Focus is directed at Lapland and North Calotte as a whole, spreading over the northern reaches of the four nations - the Nordic countries and Russia on the Kola Peninsula - where artistic practices are crossing both cultural and geographical borders in great and multi-layered variety. A number of cultural actors, scholars and specialists unveil some of major issues of the ongoing identity struggle, both internal and external.

Features is presenting the work of Tellervo Kalleinen, Kaija Kiuru, Jukka Korkeila, and Roi Vaara. Also reviewed are Lauri Anttila, Johanna Billing, Blue Nose, Olafur Eliasson, Annika Eriksson, Jaakko Heikkilä, Jussi Heikkilä, Marja Helander, Henrik Håkansson, Fanni Niemi-Junkola, Anu Pennanen, Minna Rainio & Mark Roberts, Ene-Liis Semper, Ann-Sofi Sidén, Jari Silomäki, Leena Ylipää, Dmitry Vilensky, Ylva Westerlund, and many others.

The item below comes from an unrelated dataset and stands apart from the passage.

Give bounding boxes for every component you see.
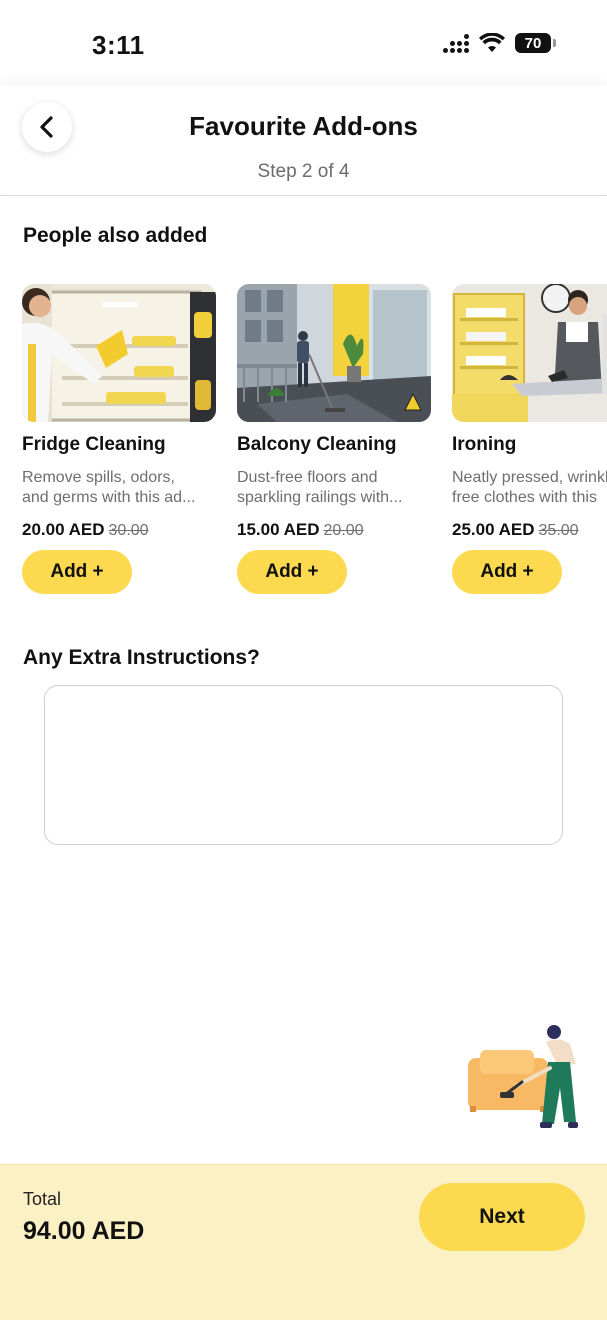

Opinions, Analyses & Letters offers a forum for both invited and submitted texts by actors in the fields of art and science to discuss different perspectives on cultural criticism, as well as institutional and cultural policies. To open the forum, five professionals from different fields have provided statements or examples for a general inquiry: Is art / must art (still) be critical in contemporary culture?

Global Watch comments on international events. In the first issue of Framework Pavel Büchler and Charles Esche wonder: “Whatever Happened to Social Democracy?”; Mika Hannula reviews the exhibition Berlin-Moscow / Moscow-Berlin 1950-2000; Nataša Petrešin traces the deepness of Europe from the perspective of the Balkans; Raul Zamudio reviews the exhibition American Effect, shown recently in New York; and Taava Koskinen discusses the dilemma between theory and practice in art criticism in her report on the 37th Annual Congress of AICA/IAAC (International Association of Art Critics), held from 11 to 16 November 2003 in the Caribbean.

Interviews with Ute Meta Bauer, Isabel Carlos, Marta Kuzma and Massimiliano Gioni provide information about the 3rd Berlin Biennial, 14th Biennale of Sydney and Manifesta 5.